The heavily trafficked route between London airports and Dubai has been a growing battleground for global carriers in recent years.

The London Heathrow-Dubai route alone was the fourth busiest route in the world and attracted 3.4 million passengers in 2017, according to a RoutesOnline study.

The UK capital has historically been a leading aviation hub, providing convenient connections for Emirates passengers to the rest of the UK and wider Europe.

Last week, Sir Tim Clark, president Emirates, said: “The Emirates A380 is already one of the most sought-after travel experiences in the skies, and now we’ve made it even better. While others cut back, Emirates is working hard to restore the products and services that we’ve had to suspend or adjust due to pandemic precautions, and introduce new offerings and enhancements.”
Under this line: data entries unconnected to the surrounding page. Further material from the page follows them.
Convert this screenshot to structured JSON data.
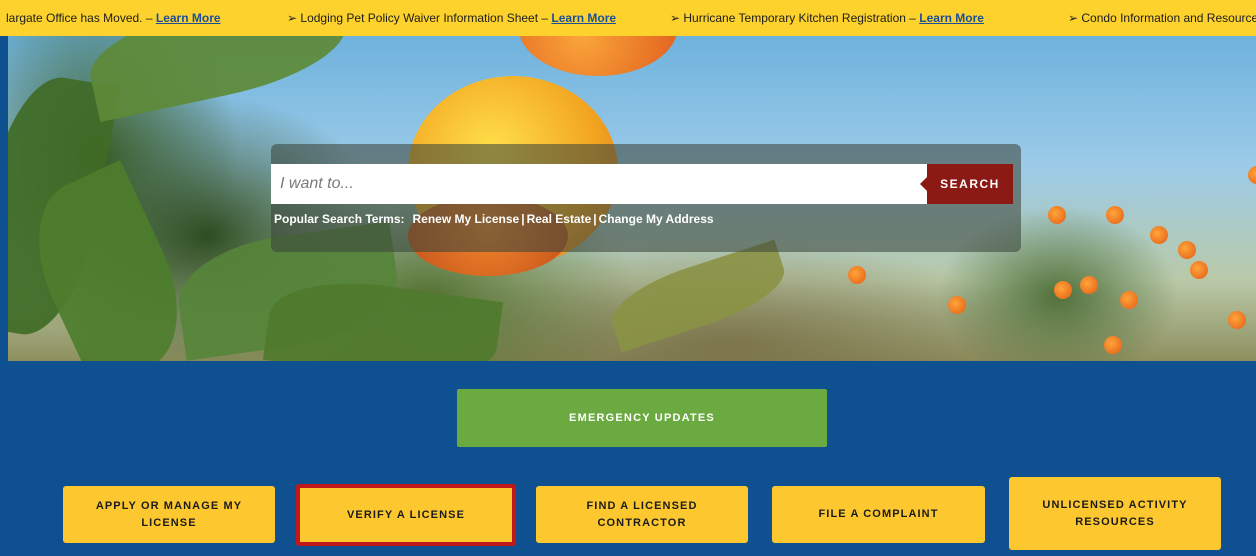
{
  "ticker": {
    "items": [
      {
        "text": "largate Office has Moved.  – ",
        "link": "Learn More"
      },
      {
        "text": "➢ Lodging Pet Policy Waiver Information Sheet – ",
        "link": "Learn More"
      },
      {
        "text": "➢ Hurricane Temporary Kitchen Registration  – ",
        "link": "Learn More"
      },
      {
        "text": "➢ Condo Information and Resources",
        "link": ""
      }
    ]
  },
  "search": {
    "placeholder": "I want to...",
    "button_label": "SEARCH",
    "popular_label": "Popular Search Terms:",
    "terms": [
      "Renew My License",
      "Real Estate",
      "Change My Address"
    ],
    "separator": "|"
  },
  "emergency": {
    "label": "EMERGENCY UPDATES",
    "color": "#6aaa40"
  },
  "cards": [
    {
      "label": "APPLY OR MANAGE MY LICENSE"
    },
    {
      "label": "VERIFY A LICENSE",
      "selected": true
    },
    {
      "label": "FIND A LICENSED CONTRACTOR"
    },
    {
      "label": "FILE A COMPLAINT"
    },
    {
      "label": "UNLICENSED ACTIVITY RESOURCES"
    }
  ],
  "colors": {
    "ticker_bg": "#fdd22d",
    "blue_bg": "#0f5190",
    "card_bg": "#fdc82f",
    "selected_border": "#c0171b",
    "search_button": "#8b1a15"
  }
}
The airline received its newest A380 aircraft from Airbus in December and its remaining order of five A380s will also be delivered with premium economy cabins over 2021 and 2022.

What’s in Emirates premium economy?

  • The premium economy cabin will have 56 seats in a 2-4-2 cabin layout.
  • With a pitch of up to 40-inches, Emirates’ premium economy seat is 19.5 inches wide, and reclines eight inches into a comfortable cradle position with ample room to stretch out.
  • Each seat has a 13.3″ screen, one of the largest in its class as well as easily accessible in-seat charging points, a wide dining table and side cocktail table.
  • Emirates premium economy is located at the front of the main deck, with two lavatories dedicated to customers.